Representantes de organizaciones ambientales llegaron por la carretera y les informaron a las aldeas sobre sus derechos territoriales. Uno de los primeros pasos que una aldea debe dar para solicitar la propiedad es elaborar un mapa. En Lokolama y Penzele, las organizaciones ambientales se ofrecieron a ayudarles. Greenpeace designó a una organización local para que elaborara un mapa de Lokolama. Y el Fondo Mundial para la Naturaleza (WWF, por su sigla en inglés) elaboró el de Penzele. Ambas aldeas obtuvieron su título de propiedad.

Al principio, nadie mencionó que los dos mapas se traslapaban. Pero cuando Lokolama empezó a recibir visitas de una delegación tras otra que le informaba sobre el valor de las turberas, Tout Va Bien proclamó que el mapa de Penzele era prueba de que su aldea era dueña de las turberas.

Papá Joseph y otros ancianos de Lokolama sostuvieron que el WWF había cometido errores en la elaboración del mapa, y que solo había consultado a la gente de Penzele. En una entrevista realizada en Mbandaka, los representantes del WWF negaron esto rotundamente. El WWF y la organización designada por Greenpeace afirman haber consultado a ambas aldeas en el proceso de elaboración de los mapas.

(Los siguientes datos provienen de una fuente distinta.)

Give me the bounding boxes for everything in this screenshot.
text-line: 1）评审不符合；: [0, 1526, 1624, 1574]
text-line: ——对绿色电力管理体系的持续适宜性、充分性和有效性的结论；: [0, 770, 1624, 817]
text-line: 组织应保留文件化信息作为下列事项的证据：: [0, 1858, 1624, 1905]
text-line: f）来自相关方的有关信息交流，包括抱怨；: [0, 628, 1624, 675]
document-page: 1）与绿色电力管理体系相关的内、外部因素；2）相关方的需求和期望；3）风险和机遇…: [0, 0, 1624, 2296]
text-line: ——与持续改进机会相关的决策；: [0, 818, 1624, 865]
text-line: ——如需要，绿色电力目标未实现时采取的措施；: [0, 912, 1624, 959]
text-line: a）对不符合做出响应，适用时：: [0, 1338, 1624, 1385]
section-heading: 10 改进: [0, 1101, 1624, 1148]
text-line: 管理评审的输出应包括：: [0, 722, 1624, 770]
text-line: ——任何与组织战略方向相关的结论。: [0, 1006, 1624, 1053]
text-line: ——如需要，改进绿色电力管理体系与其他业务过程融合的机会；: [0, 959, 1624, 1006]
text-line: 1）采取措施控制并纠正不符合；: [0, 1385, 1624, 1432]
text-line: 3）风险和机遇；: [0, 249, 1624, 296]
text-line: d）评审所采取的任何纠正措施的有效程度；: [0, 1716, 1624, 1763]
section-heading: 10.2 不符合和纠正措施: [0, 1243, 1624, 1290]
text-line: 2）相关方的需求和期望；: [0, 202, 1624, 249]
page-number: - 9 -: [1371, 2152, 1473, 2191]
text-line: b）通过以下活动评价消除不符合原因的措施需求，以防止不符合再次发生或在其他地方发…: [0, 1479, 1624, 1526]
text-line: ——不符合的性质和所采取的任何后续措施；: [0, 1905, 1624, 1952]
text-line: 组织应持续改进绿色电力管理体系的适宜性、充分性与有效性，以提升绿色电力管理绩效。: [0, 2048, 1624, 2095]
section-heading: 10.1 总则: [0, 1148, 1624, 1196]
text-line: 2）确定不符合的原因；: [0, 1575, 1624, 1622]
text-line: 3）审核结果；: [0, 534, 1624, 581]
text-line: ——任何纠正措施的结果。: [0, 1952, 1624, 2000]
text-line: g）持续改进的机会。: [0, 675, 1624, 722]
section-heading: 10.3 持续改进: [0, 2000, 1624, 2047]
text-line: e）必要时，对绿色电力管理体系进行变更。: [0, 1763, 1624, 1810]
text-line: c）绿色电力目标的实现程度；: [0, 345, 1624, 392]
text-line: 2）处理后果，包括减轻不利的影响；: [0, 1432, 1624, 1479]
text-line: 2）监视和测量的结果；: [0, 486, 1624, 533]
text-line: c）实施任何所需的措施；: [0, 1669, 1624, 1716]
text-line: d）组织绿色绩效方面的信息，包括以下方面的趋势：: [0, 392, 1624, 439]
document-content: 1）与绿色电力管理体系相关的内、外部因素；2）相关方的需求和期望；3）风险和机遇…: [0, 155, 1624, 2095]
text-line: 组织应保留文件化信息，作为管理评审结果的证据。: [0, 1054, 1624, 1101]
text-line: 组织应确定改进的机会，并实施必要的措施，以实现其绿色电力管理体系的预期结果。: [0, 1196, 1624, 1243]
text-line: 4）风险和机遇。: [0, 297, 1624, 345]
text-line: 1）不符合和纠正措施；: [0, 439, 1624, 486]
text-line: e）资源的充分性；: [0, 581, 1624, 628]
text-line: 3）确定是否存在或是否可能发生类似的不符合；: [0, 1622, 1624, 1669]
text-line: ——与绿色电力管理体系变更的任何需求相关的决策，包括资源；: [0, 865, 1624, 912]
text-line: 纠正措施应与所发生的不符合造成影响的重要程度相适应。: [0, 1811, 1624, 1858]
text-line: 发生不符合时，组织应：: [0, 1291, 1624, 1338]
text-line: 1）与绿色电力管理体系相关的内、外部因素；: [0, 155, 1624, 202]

Ambas aldeas consideraban que la turba era valiosa, así que se disputaban su propiedad.

‘Todos van a morir’

En Penzele, un grupo de ancianos de la aldea estaba sentado bajo un refugio de rafia a la espera de una tormenta mientras el cielo rugía. Las turberas le pertenecían a Penzele, no a Lokolama; ese consenso estaba claro, pero la naturaleza exacta de las turberas no era tan fácil de definir.

Alguien mencionó hojas, otro mencionó diamantes. ¿Acaso “turba” era otra palabra para referirse al bosque?

Un hombre con una cadena de oro, barba tupida y el doble de cintura que la mayoría de los aldeanos se sentó en una silla de plástico. Se trataba de Guy Mampuya, el leñador que Papá Joseph acusó de haberlo amenazado con una pistola. Vivía en Mbandaka, pero moraba en Penzele, mientras talaba árboles.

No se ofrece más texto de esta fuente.